Boris | Natural light | 100mm

When there is an arch such as behind your subject here and you include it, I would use the arch to frame them. In this case I would use a centre composition. The empty arch space draws my eye from the subject.

Nice light and dof, and above is only how I'd do it, not saying you did it wrong
 
I know nothing about portraiture, but the background seems a little bright to me. It is a little distracting imo. The subject looks good, although a little cold on my non calibrated monitor (might be your style though).
 
This shot works for guys because of strong lighting and contrast. Like the off center composition. I would like to see more lighting in the eyes. Perhaps a bounce fill from the bottom to add some life to the eye sockets.
 
this is the brightest part of your picture and as such it gets all the attention

tone it down
Capture.JPG
 
with your crop, do you have room to bump the frame higher to give him more headroom? I'd be willing to sacrifice his lower body for that.

I also agree that the bright background pulls your eye away from the intended subject.
 
Besides what was said already,it looks to cool on my end.
 
this is the brightest part of your picture and as such it gets all the attention

tone it down
View attachment 97204
Agreed. It's a portrait, the background should NOT be brighter than the subject. Fill would have helped a lot here. I'm not fond of the off-centre composition and the arch, but I 'get it'.
 
This is a nice shot, but I think it would have been better with the subject directly under the arch, and with more space above the head where you have the top of the arch in the frame.
fill flash would have been great here, but you could also try doing some layering in PS and brightening him up a bit, and darkening the background a bit.
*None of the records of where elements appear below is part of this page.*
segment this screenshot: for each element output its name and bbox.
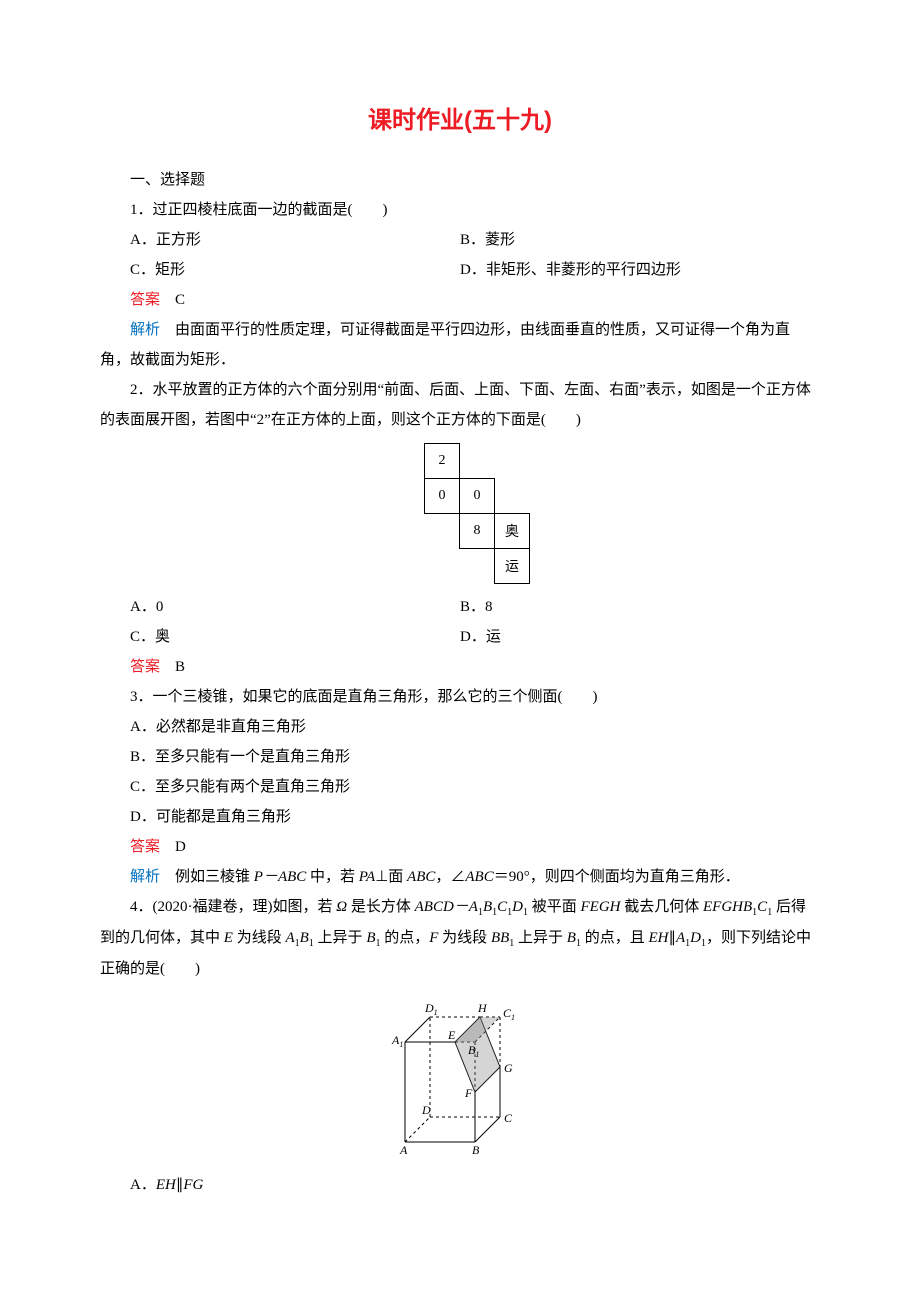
t: EH [648, 930, 668, 946]
q2-net-figure: 2 0 0 8 奥 运 [100, 443, 820, 584]
net-cell-0a: 0 [425, 479, 460, 514]
svg-text:D1: D1 [424, 1001, 438, 1017]
answer-value: C [160, 292, 185, 308]
t: ，∠ [435, 869, 465, 885]
q3-analysis: 解析 例如三棱锥 P－ABC 中，若 PA⊥面 ABC，∠ABC＝90°，则四个… [100, 862, 820, 892]
t: PA [359, 869, 375, 885]
q1-stem: 1．过正四棱柱底面一边的截面是( ) [100, 195, 820, 225]
t: Ω [336, 899, 351, 915]
net-cell-0b: 0 [460, 479, 495, 514]
t: 被平面 [528, 899, 581, 915]
q2-opt-c: C．奥 [100, 622, 460, 652]
t: FEGH [581, 899, 625, 915]
t: 4．(2020·福建卷，理)如图，若 [130, 899, 336, 915]
t: 的点， [380, 930, 429, 946]
t: ABCD－A [415, 899, 478, 915]
q2-opt-a: A．0 [100, 592, 460, 622]
t: 上异于 [514, 930, 567, 946]
t: 为线段 [442, 930, 491, 946]
t: ⊥面 [375, 869, 407, 885]
q1-analysis: 解析 由面面平行的性质定理，可证得截面是平行四边形，由线面垂直的性质，又可证得一… [100, 315, 820, 375]
answer-value: B [160, 659, 185, 675]
t: ABC [465, 869, 493, 885]
svg-text:G: G [504, 1061, 513, 1075]
q2-answer: 答案 B [100, 652, 820, 682]
t: C [497, 899, 507, 915]
q3-answer: 答案 D [100, 832, 820, 862]
t: EFGHB [703, 899, 752, 915]
analysis-label: 解析 [130, 322, 160, 338]
t: FG [183, 1177, 203, 1193]
q3-opt-a: A．必然都是非直角三角形 [100, 712, 820, 742]
answer-label: 答案 [130, 839, 160, 855]
svg-text:C1: C1 [503, 1006, 515, 1022]
t: ∥ [668, 930, 676, 946]
t: B [483, 899, 492, 915]
analysis-text: 由面面平行的性质定理，可证得截面是平行四边形，由线面垂直的性质，又可证得一个角为… [100, 322, 790, 368]
q2-stem: 2．水平放置的正方体的六个面分别用“前面、后面、上面、下面、左面、右面”表示，如… [100, 375, 820, 435]
t: ＝90°，则四个侧面均为直角三角形． [494, 869, 740, 885]
t: B [567, 930, 576, 946]
t: D [512, 899, 523, 915]
svg-text:H: H [477, 1001, 488, 1015]
q1-opt-b: B．菱形 [460, 225, 820, 255]
q3-opt-d: D．可能都是直角三角形 [100, 802, 820, 832]
t: A． [130, 1177, 156, 1193]
t: EH [156, 1177, 176, 1193]
t: 是长方体 [351, 899, 415, 915]
t: D [690, 930, 701, 946]
answer-label: 答案 [130, 292, 160, 308]
q1-opt-d: D．非矩形、非菱形的平行四边形 [460, 255, 820, 285]
t: A [285, 930, 294, 946]
net-cell-ao: 奥 [495, 514, 530, 549]
net-cell-8: 8 [460, 514, 495, 549]
t: ABC [407, 869, 435, 885]
svg-text:A1: A1 [391, 1033, 403, 1049]
q4-stem: 4．(2020·福建卷，理)如图，若 Ω 是长方体 ABCD－A1B1C1D1 … [100, 892, 820, 984]
q3-opt-c: C．至多只能有两个是直角三角形 [100, 772, 820, 802]
t: 的点，且 [581, 930, 649, 946]
q1-options-row2: C．矩形 D．非矩形、非菱形的平行四边形 [100, 255, 820, 285]
q1-opt-c: C．矩形 [100, 255, 460, 285]
t: 为线段 [237, 930, 286, 946]
q4-opt-a: A．EH∥FG [100, 1170, 820, 1200]
t: 截去几何体 [624, 899, 703, 915]
answer-value: D [160, 839, 186, 855]
q3-opt-b: B．至多只能有一个是直角三角形 [100, 742, 820, 772]
svg-text:B: B [472, 1143, 480, 1157]
t: A [676, 930, 685, 946]
page: 课时作业(五十九) 一、选择题 1．过正四棱柱底面一边的截面是( ) A．正方形… [0, 0, 920, 1240]
t: 中，若 [310, 869, 359, 885]
section-heading: 一、选择题 [100, 165, 820, 195]
q4-diagram: D1 H C1 A1 E B1 G D F C A B [100, 992, 820, 1162]
t: 例如三棱锥 [160, 869, 254, 885]
net-cell-yun: 运 [495, 549, 530, 584]
svg-text:C: C [504, 1111, 513, 1125]
q1-answer: 答案 C [100, 285, 820, 315]
svg-text:F: F [464, 1086, 473, 1100]
cuboid-svg: D1 H C1 A1 E B1 G D F C A B [370, 992, 550, 1162]
t: BB [491, 930, 509, 946]
q2-options-row1: A．0 B．8 [100, 592, 820, 622]
net-cell-2: 2 [425, 444, 460, 479]
q3-stem: 3．一个三棱锥，如果它的底面是直角三角形，那么它的三个侧面( ) [100, 682, 820, 712]
analysis-label: 解析 [130, 869, 160, 885]
t: C [757, 899, 767, 915]
q1-options-row1: A．正方形 B．菱形 [100, 225, 820, 255]
t: E [224, 930, 237, 946]
t: B [300, 930, 309, 946]
page-title: 课时作业(五十九) [100, 100, 820, 135]
t: P－ABC [254, 869, 310, 885]
svg-text:D: D [421, 1103, 431, 1117]
cube-net: 2 0 0 8 奥 运 [390, 443, 530, 584]
q2-opt-d: D．运 [460, 622, 820, 652]
q2-opt-b: B．8 [460, 592, 820, 622]
t: F [429, 930, 442, 946]
svg-text:A: A [399, 1143, 408, 1157]
q2-options-row2: C．奥 D．运 [100, 622, 820, 652]
q1-opt-a: A．正方形 [100, 225, 460, 255]
answer-label: 答案 [130, 659, 160, 675]
t: 上异于 [314, 930, 367, 946]
svg-text:E: E [447, 1028, 456, 1042]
on your Flickr page, the shot of him on the park bench was a little better.
 
Light advances, darks recede...the two white areas seen against the darker arch and him being rendered darkly, and dark-eyed makes this one just not work for me...I can barely keep my eyes directed to him because those two white areas just JUMP out at me, over and over. The lack of head space above him is just not working either. The thing is, I simply must force myself to look at his face...I cannot just naturally look at the image--I have to deliberately, consciously force myself to look at the face, but while doing so, my eye and brain want to, feel almost forced to, pay attention to those two white-painted areas. This is almost like a simple visual perception exercise illustration; my ex-wife was studying Ph.D-level visual perception classes for a time, and we looked at a number of illustrations and example images that showed how high contrast light/dark areas are attended to by the human visual system. In this shot, there are a number of things working very strongly against this shot as a portrait of the young man. The quality of the light, the direction of the light, and the subject matter in the frame are all working against this photo.
 
Nice color palette. My main criticism is the crop. It's too close on the top. Needs more breathing room.